The US press is infamous for covering domestic politics largely in terms of “who’s ahead?” rather than “whose policies are in loose conformity with reality?”  The same seems to go for its international economic coverage.

Today’s New York Times has a hit piece on Yanis Varoufakis, who it says has a “flair for inflaming the debate about his country’s economic future.”  Inflaming or informing?  Does it matter?  Does anyone at the Times bother to ask?

Anyone who is paying attention to the eurozone situation knows that the driving force pushing Greece to the wall, in the immediate term, is the European Central Bank, which has been dripfeeding the Greek financial system, intensifying capital flight and all but guaranteeing a financial collapse—the Fahrenheit 451 of central bank firefighting outfits.  Greece, of course, would have massive problems in any case, but the gun directly to its head belongs to the ECB.

Mario Draghi, the guy who would “do whatever it takes” to shore up the market for peripheral sovereign debt in the eurozone, has made an exception for Greece.  His official justifications are transparently erroneous.  Fear of suffering losses?  It’s no different for Greece than Spain, Portugal or anyone else: if the ECB firmly backstops the market with its unlimited ability to buy bonds, no default is possible.  It’s the same with any central bank that controls a currency in which the debt is denominated.

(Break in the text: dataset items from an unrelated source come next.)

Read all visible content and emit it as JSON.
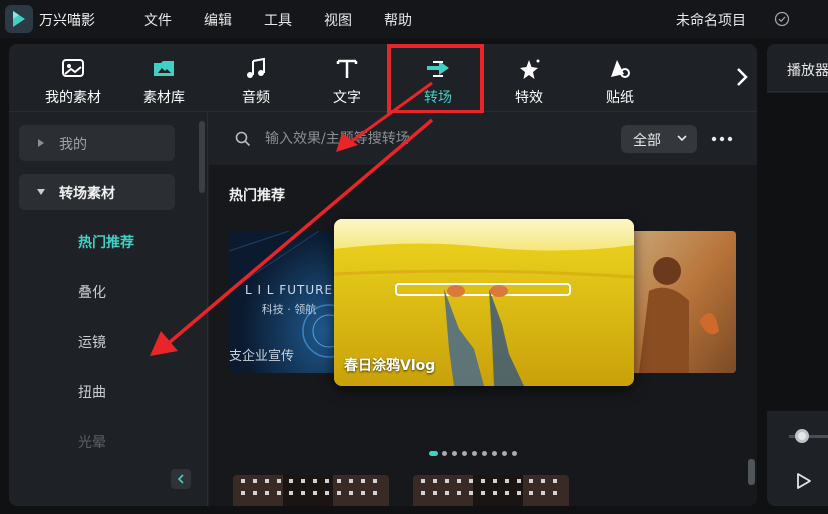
{
  "app": {
    "name": "万兴喵影",
    "project_name": "未命名项目"
  },
  "menu": [
    "文件",
    "编辑",
    "工具",
    "视图",
    "帮助"
  ],
  "tabs": [
    {
      "label": "我的素材",
      "icon": "my-media-icon"
    },
    {
      "label": "素材库",
      "icon": "stock-library-icon"
    },
    {
      "label": "音频",
      "icon": "music-note-icon"
    },
    {
      "label": "文字",
      "icon": "text-icon"
    },
    {
      "label": "转场",
      "icon": "transition-icon",
      "active": true
    },
    {
      "label": "特效",
      "icon": "effects-sparkle-icon"
    },
    {
      "label": "贴纸",
      "icon": "sticker-icon"
    }
  ],
  "sidebar": {
    "top_items": [
      {
        "label": "我的",
        "expanded": false
      },
      {
        "label": "转场素材",
        "expanded": true
      }
    ],
    "sub_items": [
      "热门推荐",
      "叠化",
      "运镜",
      "扭曲",
      "光晕"
    ],
    "active_sub": "热门推荐"
  },
  "search": {
    "placeholder": "输入效果/主题等搜转场",
    "value": ""
  },
  "filter": {
    "selected": "全部"
  },
  "section": {
    "title": "热门推荐"
  },
  "carousel": {
    "main_caption": "春日涂鸦Vlog",
    "left_card": {
      "line1": "L I L FUTURE",
      "line2": "科技 · 领航",
      "caption": "支企业宣传"
    },
    "dots_total": 9,
    "active_dot": 0
  },
  "player": {
    "title": "播放器",
    "progress": 0.05
  },
  "colors": {
    "accent": "#3fd1c3",
    "annotation": "#e8262a",
    "panel": "#1e2125",
    "background": "#0f1113"
  }
}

If the official reasons are wrong, what’s the real reason?  This is where Varoufakis comes in.  He says it’s because the German representatives to the ECB are holding Draghi hostage.  I don’t know whether or not this is true; I’ve seen speculation to this effect, but whether it’s the story behind the story, or even a part of it, is unclear.  Since Varoufakis has not tried to talk back his remarks, I assume he wants to spur public debate on the Bundesbank and its pressure on the ECB.  Perhaps he thinks that there is a difference between that arm of the policy apparatus and the views of Merkel and Schäuble.

In its diatribe against Varoufakis, the Times article never stops to ask, is he right about the Bundesbank and ECB?  Nor, of course, do they devote even a single word to the question of whether the ECB position on Greece is anything less than insane.

And as for the “convoluted scheme” suggested by Varoufakis, that Greece borrow from the European Stability Mechanism rather than the ECB, it’s no more convoluted than the current arrangement, and the apparent justification is political rather than economic—to reduce the direct pressure of the ECB on the day to day survival of the Greek financial system.

I’m reminded of an old saying: you point to a problem in the world and the press writes an article about your finger.